Despite a slower transition to value-based care, more healthcare leaders reported that their organizations are more prepared to take on financial risk in alternative payment models. Approximately 58 percent said their organizations would be ready to accept downside risk within two years, while 41 percent said they needed five or more years.
In 2015, 42 percent of respondents indicated that their organization would be ready to accept downside risk within two years.
While providers were willing to take on financial risk, AMGA found that many payers did not offer risk-based alternative payment models in their local markets. About 18 percent of participants stated that no payer offered risk-based reimbursement products in their market and another 46 percent said there were only one to 19 percent of plans offering risk-based products.
AMGA added that limited risk-based options may spell trouble for providers participating in the Advanced Alternative Payment Model track of the Quality Payment Program. CMS plans to reward providers that partake in risk-based alternative payment models, including commercial structures.
Providers also identified other top payer impediments to taking on more financial risk, including a lack of data submission standardization, relevant data sharing, and healthcare interoperability.
Internally, providers also faced several challenges with taking on risk. Respondents agreed that the top impediments were limited infrastructure to manage risk, such as EHRs, data analytics, and care management processes.
Many providers agreed that their organizations did not have access to capital to finance infrastructure projects, causing some to consider consolidating with a larger organization.
Additionally, some respondents reported that their organizations hesitated to take on more risk because of uneven success with risk-based alternative payment models. For example, some providers faced an 18-month payment lag under shared savings and risk structures because performance-based payments needed more time for analysis.

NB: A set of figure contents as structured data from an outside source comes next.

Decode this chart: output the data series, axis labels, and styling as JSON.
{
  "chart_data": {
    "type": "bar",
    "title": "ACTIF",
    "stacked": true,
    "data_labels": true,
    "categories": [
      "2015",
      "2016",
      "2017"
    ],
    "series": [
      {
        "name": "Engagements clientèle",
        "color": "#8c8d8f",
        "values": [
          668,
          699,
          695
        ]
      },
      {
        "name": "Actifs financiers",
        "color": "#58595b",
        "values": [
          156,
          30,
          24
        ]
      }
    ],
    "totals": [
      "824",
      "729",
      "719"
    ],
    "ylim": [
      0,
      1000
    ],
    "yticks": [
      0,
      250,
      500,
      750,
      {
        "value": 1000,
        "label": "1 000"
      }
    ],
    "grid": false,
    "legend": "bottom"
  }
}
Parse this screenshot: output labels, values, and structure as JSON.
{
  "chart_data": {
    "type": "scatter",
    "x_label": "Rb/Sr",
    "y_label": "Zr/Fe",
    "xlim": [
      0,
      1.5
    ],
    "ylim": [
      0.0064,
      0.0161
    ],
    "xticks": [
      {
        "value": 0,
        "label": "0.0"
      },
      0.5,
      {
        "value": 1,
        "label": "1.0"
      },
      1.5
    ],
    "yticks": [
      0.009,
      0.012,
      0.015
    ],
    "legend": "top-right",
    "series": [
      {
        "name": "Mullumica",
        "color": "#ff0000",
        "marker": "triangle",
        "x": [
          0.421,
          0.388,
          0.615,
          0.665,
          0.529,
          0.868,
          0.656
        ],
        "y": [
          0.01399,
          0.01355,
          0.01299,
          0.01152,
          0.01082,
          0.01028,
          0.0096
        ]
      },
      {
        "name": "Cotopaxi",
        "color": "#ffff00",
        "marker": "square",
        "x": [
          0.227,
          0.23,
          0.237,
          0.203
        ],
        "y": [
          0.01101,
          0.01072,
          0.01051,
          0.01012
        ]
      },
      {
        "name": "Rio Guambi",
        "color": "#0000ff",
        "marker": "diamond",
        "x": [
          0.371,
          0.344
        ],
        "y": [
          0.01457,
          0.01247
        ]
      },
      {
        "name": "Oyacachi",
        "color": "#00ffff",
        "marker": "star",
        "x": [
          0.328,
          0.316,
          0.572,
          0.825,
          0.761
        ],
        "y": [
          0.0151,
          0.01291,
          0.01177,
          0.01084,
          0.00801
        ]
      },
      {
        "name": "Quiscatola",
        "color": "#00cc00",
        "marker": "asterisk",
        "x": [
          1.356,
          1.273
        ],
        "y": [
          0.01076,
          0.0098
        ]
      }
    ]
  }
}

AMGA found that 2015 respondents faced similar challenges transitioning to value-based reimbursement, indicating that stakeholders and policymakers have done little to address provider issues.
“According to this year’s data, that deceleration is already occurring,” concluded the report. “Congress and HHS need to address these impediments soon, or the transition to value will either be unnecessarily difficult and prolonged, or it may grind to a halt much like it did in the 1990s.”
The Health Care Payment Learning & Action Network (HCP LAN), an HHS initiative, also found that the majority of healthcare payments were under fee-for-service models in 2016. The group reported in October that only 25 percent of healthcare payments in 2016 were linked to an alternative payment model with population-based accountability.
Similarly, HCP LAN also determined that payers have not made significant progress with alternative payment model adoption. Only about 23 percent of healthcare payments were reimbursed by payers through a population-based alternative payment model in 2015.